CCA wants lawsuit dismissed that charges it uses inmate gangs to help run Idaho prison
Here's a news item from the Associated Press: BOISE, Idaho (AP) — Attorneys for the nation's largest private prison company have asked a federal judge in Idaho to throw out a lawsuit from inmates who say the company uses gangs to run a Boise-area prison. Attorneys for Corrections Corporation of America said in the motion filed Monday that a lawsuit brought by eight inmates at the Idaho Correctional Center fails to meet legal standards and should be tossed out of court. The inmates sued in November, contending the company is working with a few powerful prison gangs to control the facility south of Boise. The inmates say that CCA is able to save money on staffing by essentially allowing the gangs to run the prison, and that as a result some inmates are forced to join gangs or risk being attacked.
Click below for a full report from AP reporter Rebecca Boone.
Private prison company says lawsuit must be tossed
By REBECCA BOONE, Associated Press
BOISE, Idaho (AP) — Attorneys for the nation's largest private prison company have asked a federal judge in Idaho to throw out a lawsuit from inmates who say the company uses gangs to run a Boise-area prison.
In a motion filed in Boise's U.S. District Court on Monday, attorneys for Corrections Corporation of America say that a lawsuit brought by eight inmates at the Idaho Correctional Center fails to meet legal standards and so should be tossed out of court.
The inmates sued in November, contending that the company is working with a few powerful prison gangs to control the facility south of Boise. The inmates say that CCA is able to save money on staffing by essentially allowing the gangs to run the prison, and that as a result, some inmates are forced to join gangs or risk being attacked.
CCA officials have said the company's top priority is the safety and security of its prisons, employees and inmates and that the company is always held to the highest standards of accountability and transparency by its contracts with government partners like the Idaho Department of Correction.
"Once the hyperbole is removed from Plaintiff's complaint, two fundamental defects come into sharp focus," CCA's attorneys wrote in the motion.
First, CCA contends that several of the inmates failed to fully use the prison's grievance system — a step that is generally required before a prisoner may be allowed to file a lawsuit. Secondly, the company argues that the inmates didn't meet legal standards for specificity in their complaint, and that they failed to include enough factual statements to show that their claims were even plausible.

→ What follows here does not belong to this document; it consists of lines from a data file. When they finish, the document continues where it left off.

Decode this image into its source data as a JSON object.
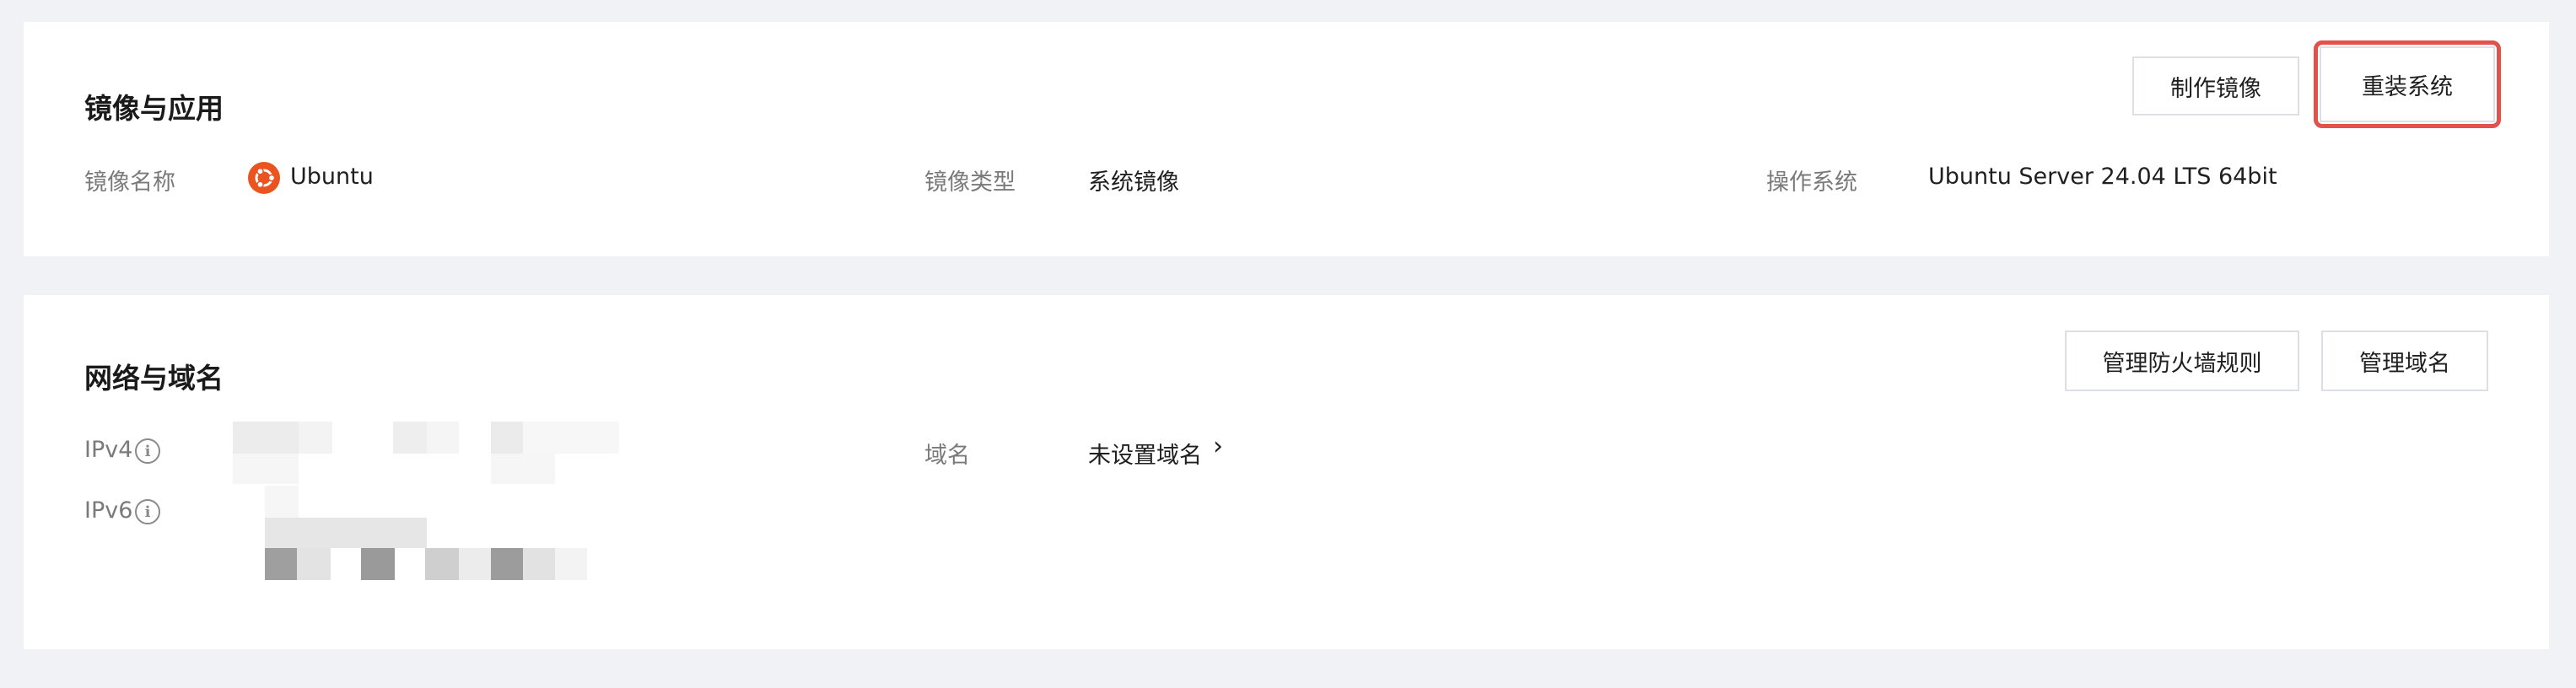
{
  "image_section": {
    "title": "镜像与应用",
    "buttons": {
      "create_image": "制作镜像",
      "reinstall": "重装系统"
    },
    "fields": {
      "image_name_label": "镜像名称",
      "image_name_value": "Ubuntu",
      "image_type_label": "镜像类型",
      "image_type_value": "系统镜像",
      "os_label": "操作系统",
      "os_value": "Ubuntu Server 24.04 LTS 64bit"
    }
  },
  "network_section": {
    "title": "网络与域名",
    "buttons": {
      "firewall": "管理防火墙规则",
      "domain": "管理域名"
    },
    "fields": {
      "ipv4_label": "IPv4",
      "ipv6_label": "IPv6",
      "info_glyph": "i",
      "domain_label": "域名",
      "domain_value": "未设置域名",
      "domain_chevron": "›"
    }
  },
  "colors": {
    "page_bg": "#f1f2f5",
    "highlight": "#e0524a",
    "ubuntu_brand": "#e95420"
  }
}
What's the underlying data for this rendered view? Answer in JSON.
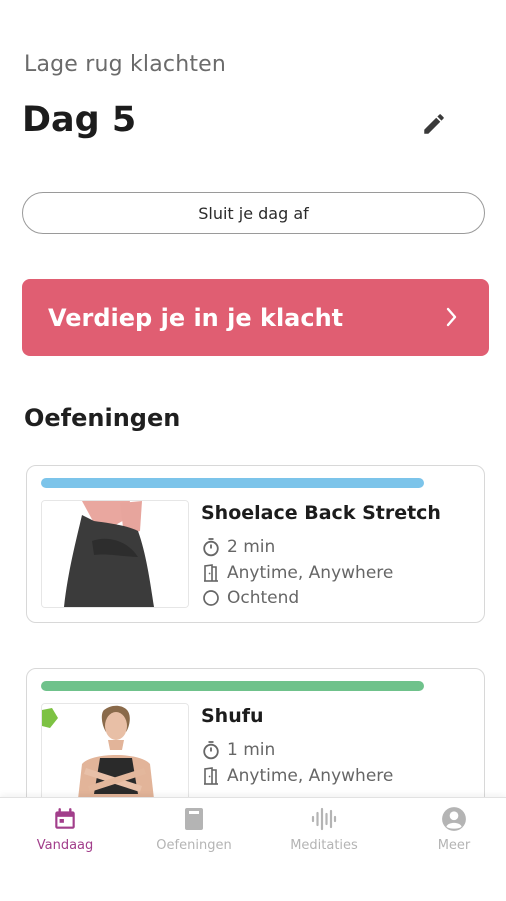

It's not the first time CCA has been sued in federal court over conditions at the Idaho Correctional Center.
The American Civil Liberties Union-Idaho represented inmates in a lawsuit that claimed the prison was so violent that inmates called it "Gladiator School" and that guards used inmate-on-inmate violence to control prisoners. That case resulted in a settlement agreement requiring management and organizational changes at the prison. Attorneys for the ACLU and CCA have recently been in talks over whether the terms of that settlement are being met.